Теперь нам стало ясно, почему в январе 1914 г. у Степана Шорника был такой тщательный обыск.
Распарывали подушки, матрацы, обстукивали стены, срывали доски пола, копали землю в сарае и пр. У остальных же арестованных, в том числе и у меня, обыск был поверхностный. Листовки к Степану принес тогда Мульгин, и охранка об этом была извещена. Степан успел вовремя переправить их ко, мне, и Мульгину это было неизвестно, поэтому провокация не удалась.
Тут Касторович напомнил, что Мульгин выдвинут кандидатом в члены Петроградского Совета рабочих и солдатских депутатов. Нужно было немедленно послать на завод наших товарищей и обо всем рассказать рабочим.
Мульгина мы решили судить в своем партийном коллективе. На суд Временного буржуазного правительства надеяться было нечего.
Приговор всем был ясен: предателю смерть. Это решение было принято единогласно. Три товарища взяли на себя приведение приговора в исполнение. Они отправились к Мульгину, а мы молча сидели и ждали их возвращения.
Вернувшись, они сообщили, что Мульгина дома не оказалось; его арестовали и отправили в Кресты. Мы решили установить наблюдение за Крестами, так как были уверены, что его быстро выпустят. И мы не ошиблись. Правительство Керенского выпустило всех провокаторов, в том числе и Мульгина. Он ускользнул от нас, уехав в Орловскую губернию. Только после Октябрьской революции Мульгин был арестован и по приговору суда расстрелян.
Митинг в казармах Московского гренадерского полка
После Февральской революции проводилось множество митингов и собраний, на которых происходили постоянные стычки между большевиками и меньшевиками.
Мне хорошо запомнилось одно из таких собраний. Оно происходило в Московском гренадерском полку; я случайно присутствовал на этом собрании.
В длинном, широком помещении бывшего офицерского собрания набилось до отказа солдат. Духота стояла невероятная. Я пробился к стенке, недалеко от стола, на котором докладчик, капитан какой-то пехотной части, готовил нужные к докладу бумаги.
К столу подошел бравый старший унтер-офицер и открыл собрание.
Слово было предоставлено представителю солдатской секции Петроградского Совета рабочих и солдатских депутатов капитану Беляеву.
— От солдат офицер будет говорить,— прошептал кто-то возле меня. Я тоже насторожился...
— Товарищи, мы с вами теперь свободные люди, мы кровью своей добыли эту свободу,— начал капитан.

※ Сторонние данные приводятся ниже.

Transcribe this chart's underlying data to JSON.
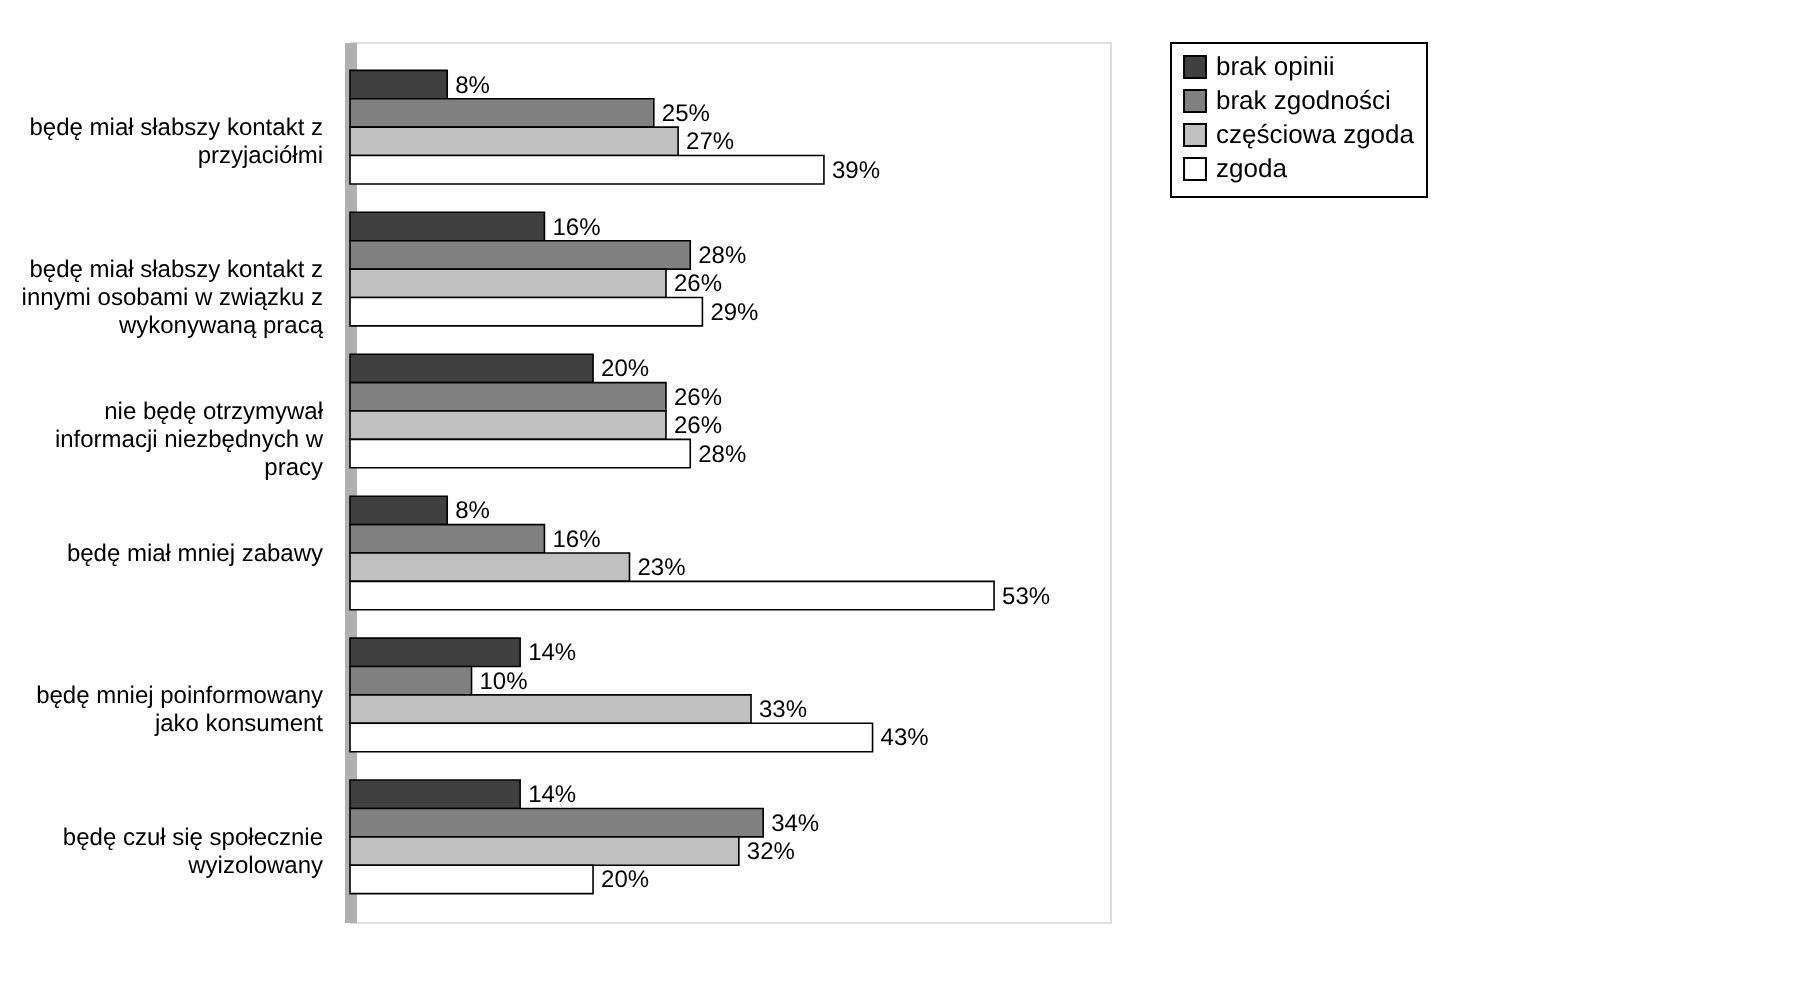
{
  "chart_data": {
    "type": "bar",
    "orientation": "horizontal",
    "legend": "right",
    "categories": [
      "będę miał słabszy kontakt z przyjaciółmi",
      "będę miał słabszy kontakt z innymi osobami w związku z wykonywaną pracą",
      "nie będę otrzymywał informacji niezbędnych w pracy",
      "będę miał mniej zabawy",
      "będę mniej poinformowany jako konsument",
      "będę czuł się społecznie wyizolowany"
    ],
    "series": [
      {
        "name": "brak opinii",
        "color": "#404040",
        "values": [
          8,
          16,
          20,
          8,
          14,
          14
        ],
        "value_labels": [
          "8%",
          "16%",
          "20%",
          "8%",
          "14%",
          "14%"
        ]
      },
      {
        "name": "brak zgodności",
        "color": "#808080",
        "values": [
          25,
          28,
          26,
          16,
          10,
          34
        ],
        "value_labels": [
          "25%",
          "28%",
          "26%",
          "16%",
          "10%",
          "34%"
        ]
      },
      {
        "name": "częściowa zgoda",
        "color": "#c0c0c0",
        "values": [
          27,
          26,
          26,
          23,
          33,
          32
        ],
        "value_labels": [
          "27%",
          "26%",
          "26%",
          "23%",
          "33%",
          "32%"
        ]
      },
      {
        "name": "zgoda",
        "color": "#ffffff",
        "values": [
          39,
          29,
          28,
          53,
          43,
          20
        ],
        "value_labels": [
          "39%",
          "29%",
          "28%",
          "53%",
          "43%",
          "20%"
        ]
      }
    ]
  }
}
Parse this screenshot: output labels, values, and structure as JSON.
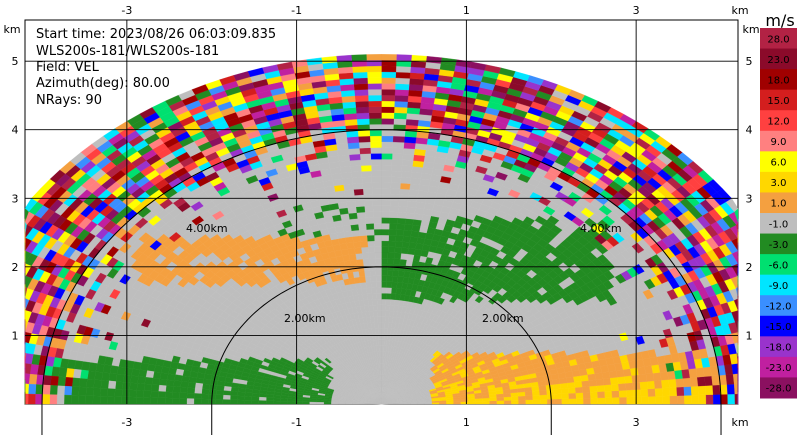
{
  "header": {
    "start_time": "Start time: 2023/08/26 06:03:09.835",
    "instrument": "WLS200s-181/WLS200s-181",
    "field": "Field: VEL",
    "azimuth": "Azimuth(deg): 80.00",
    "nrays": "NRays: 90"
  },
  "colorbar": {
    "unit": "m/s",
    "labels": [
      "28.0",
      "23.0",
      "18.0",
      "15.0",
      "12.0",
      "9.0",
      "6.0",
      "3.0",
      "1.0",
      "-1.0",
      "-3.0",
      "-6.0",
      "-9.0",
      "-12.0",
      "-15.0",
      "-18.0",
      "-23.0",
      "-28.0"
    ],
    "colors": [
      "#b22244",
      "#8b0a2a",
      "#a00000",
      "#d41e1e",
      "#ff4040",
      "#ff8080",
      "#ffff00",
      "#ffd700",
      "#f4a040",
      "#bebebe",
      "#228b22",
      "#00e070",
      "#00e5ff",
      "#3a8fff",
      "#0000ff",
      "#9933cc",
      "#c020a0",
      "#8b1060"
    ]
  },
  "range_rings": {
    "ring_1_label": "2.00km",
    "ring_2_label": "2.00km",
    "ring_3_label": "4.00km",
    "ring_4_label": "4.00km"
  },
  "chart_data": {
    "type": "heatmap",
    "subtype": "RHI lidar radial velocity",
    "x_unit": "km",
    "y_unit": "km",
    "xlim": [
      -4.2,
      4.2
    ],
    "ylim": [
      0,
      5.6
    ],
    "x_ticks": [
      "-3",
      "-1",
      "1",
      "3"
    ],
    "y_ticks": [
      "1",
      "2",
      "3",
      "4",
      "5"
    ],
    "range_rings_km": [
      2,
      4
    ],
    "max_range_km": 5.1,
    "grid": true,
    "regions": [
      {
        "feature": "low-level green band (negative velocity)",
        "x_range": [
          -4.2,
          -0.6
        ],
        "y_range": [
          0,
          0.6
        ],
        "value_ms": -2
      },
      {
        "feature": "low-level orange/yellow band (positive velocity)",
        "x_range": [
          0.6,
          4.0
        ],
        "y_range": [
          0,
          0.7
        ],
        "value_ms": 4
      },
      {
        "feature": "mid-level orange patch",
        "x_range": [
          -2.8,
          -0.2
        ],
        "y_range": [
          1.8,
          2.4
        ],
        "value_ms": 1.5
      },
      {
        "feature": "mid-level green patch",
        "x_range": [
          0.0,
          2.6
        ],
        "y_range": [
          1.6,
          2.6
        ],
        "value_ms": -2
      },
      {
        "feature": "noise beyond ~4 km",
        "x_range": [
          -4.2,
          4.2
        ],
        "y_range": [
          0,
          5.1
        ],
        "value_ms": "random"
      }
    ]
  }
}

Вот он говорит полчаса, сорок минут и все в том же духе: свобода, воля, народ, кровь, победа и ни звука о практических задачах. Я не выдержал и крикнул:
— Товарищ капитан, о земле скажи, когда помещики отдадут землю крестьянам и когда ты отдашь им свою. Вокруг завозились солдаты. Одни смотрят на меня с удивлением, другие — с напряженным любопытством, третьи — с одобрительной улыбкой. А докладчик продолжает сыпать пышные слова и ни звука о земле, будто и не было вопроса.
Выждав некоторое время, я снова крикнул:
— О войне скажи, когда войне конец будет и когда закон о восьмичасовом рабочем дне для рабочих выйдет.
Докладчика взорвало.
— Я прошу оградить меня от этих анархистских элементов! — взревел он.

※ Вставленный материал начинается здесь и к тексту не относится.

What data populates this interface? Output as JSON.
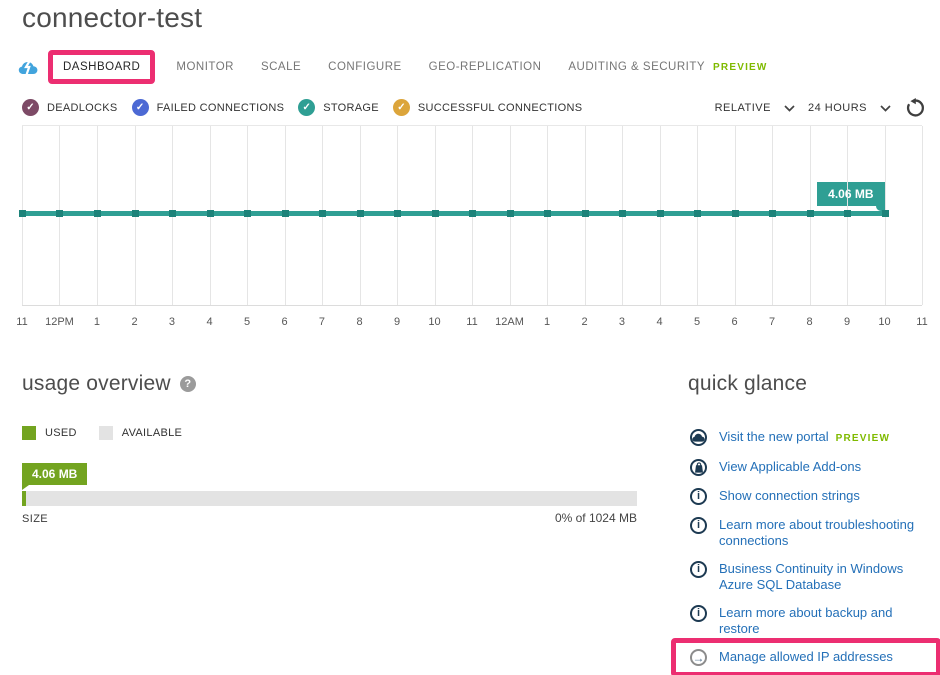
{
  "page": {
    "title": "connector-test"
  },
  "annotations": {
    "highlight_color": "#ec2e71"
  },
  "tabs": {
    "items": [
      {
        "label": "DASHBOARD",
        "active": true,
        "highlighted": true
      },
      {
        "label": "MONITOR"
      },
      {
        "label": "SCALE"
      },
      {
        "label": "CONFIGURE"
      },
      {
        "label": "GEO-REPLICATION"
      },
      {
        "label": "AUDITING & SECURITY",
        "badge": "PREVIEW"
      }
    ],
    "icon": "cloud-lightning-icon"
  },
  "metrics": {
    "items": [
      {
        "label": "DEADLOCKS",
        "color": "#7d4a66",
        "checked": true
      },
      {
        "label": "FAILED CONNECTIONS",
        "color": "#4c69d4",
        "checked": true
      },
      {
        "label": "STORAGE",
        "color": "#2f9f94",
        "checked": true
      },
      {
        "label": "SUCCESSFUL CONNECTIONS",
        "color": "#dca53b",
        "checked": true
      }
    ],
    "check_glyph": "✓"
  },
  "controls": {
    "relative_label": "RELATIVE",
    "duration_label": "24 HOURS",
    "refresh_icon": "refresh-icon"
  },
  "chart_data": {
    "type": "line",
    "x_labels": [
      "11",
      "12PM",
      "1",
      "2",
      "3",
      "4",
      "5",
      "6",
      "7",
      "8",
      "9",
      "10",
      "11",
      "12AM",
      "1",
      "2",
      "3",
      "4",
      "5",
      "6",
      "7",
      "8",
      "9",
      "10",
      "11"
    ],
    "series": [
      {
        "name": "STORAGE",
        "color": "#2f9f94",
        "dot_color": "#1d837a",
        "constant_value_mb": 4.06,
        "end_tick_index": 23
      }
    ],
    "annotation": "4.06 MB",
    "line_y_fraction": 0.47,
    "grid": "vertical-only",
    "mode": "RELATIVE",
    "time_range": "24 HOURS"
  },
  "usage": {
    "title": "usage overview",
    "help_glyph": "?",
    "legend": [
      {
        "label": "USED",
        "color": "#73a420"
      },
      {
        "label": "AVAILABLE",
        "color": "#e3e3e3"
      }
    ],
    "badge": "4.06 MB",
    "badge_color": "#73a420",
    "used_fraction_display": 0.007,
    "size_label": "SIZE",
    "size_value": "0% of 1024 MB"
  },
  "quick_glance": {
    "title": "quick glance",
    "links": [
      {
        "label": "Visit the new portal",
        "icon": "cloud",
        "badge": "PREVIEW"
      },
      {
        "label": "View Applicable Add-ons",
        "icon": "bag"
      },
      {
        "label": "Show connection strings",
        "icon": "info"
      },
      {
        "label": "Learn more about troubleshooting connections",
        "icon": "info"
      },
      {
        "label": "Business Continuity in Windows Azure SQL Database",
        "icon": "info"
      },
      {
        "label": "Learn more about backup and restore",
        "icon": "info"
      },
      {
        "label": "Manage allowed IP addresses",
        "icon": "arrow",
        "highlighted": true
      }
    ],
    "info_glyph": "i",
    "arrow_glyph": "→"
  }
}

— О-г-го, куда хватил! О земле, о войне, о восьмичасовом рабочем дне — это анархия? А болтать целый час впустую — это не анархия?
Начался шум, топот, послышались выкрики.
— Правильно! Говори о земле, о войне, а зубы нам не заговаривай!
— Убрать его! — кричат некоторые.— Пусть не мешает слушать!
— Он не мешает, надо говорить о земле, о войне. Докладчик умолк, платком вытирает вспотевший лоб. Председатель собрания подзывает ефрейтора и что-то шепчет ему на ухо. Ефрейтор кивает головой, исчезает и буквально через минуту вырастает передо мной с двумя вооруженными солдатами.
— Идем,— сердито говорит он. Сопротивляться было бесполезно. Я поднялся и через боковую дверь вышел на улицу.
Но господину капитану вся обедня была испорчена, мысли солдат оказались направленными совсем не туда, куда он хотел.
В Выборгском районном Совете
Рабочие завода «Людвиг Нобель» по рекомендации нашей партийной организации избрали меня своим представителем в районный Совет рабочих и солдатских депутатов. В Петроградский Совет еще 27 февраля прямо на улице небольшой группой рабочих был избран эсер, и теперь общее собрание его утвердило. Когда я пришел на заседание райсовета, происходившее в здании Педагогического женского института, я был удивлен. Президиум уже сформирован, председателем его избран интернационалист межрайонец Максимов.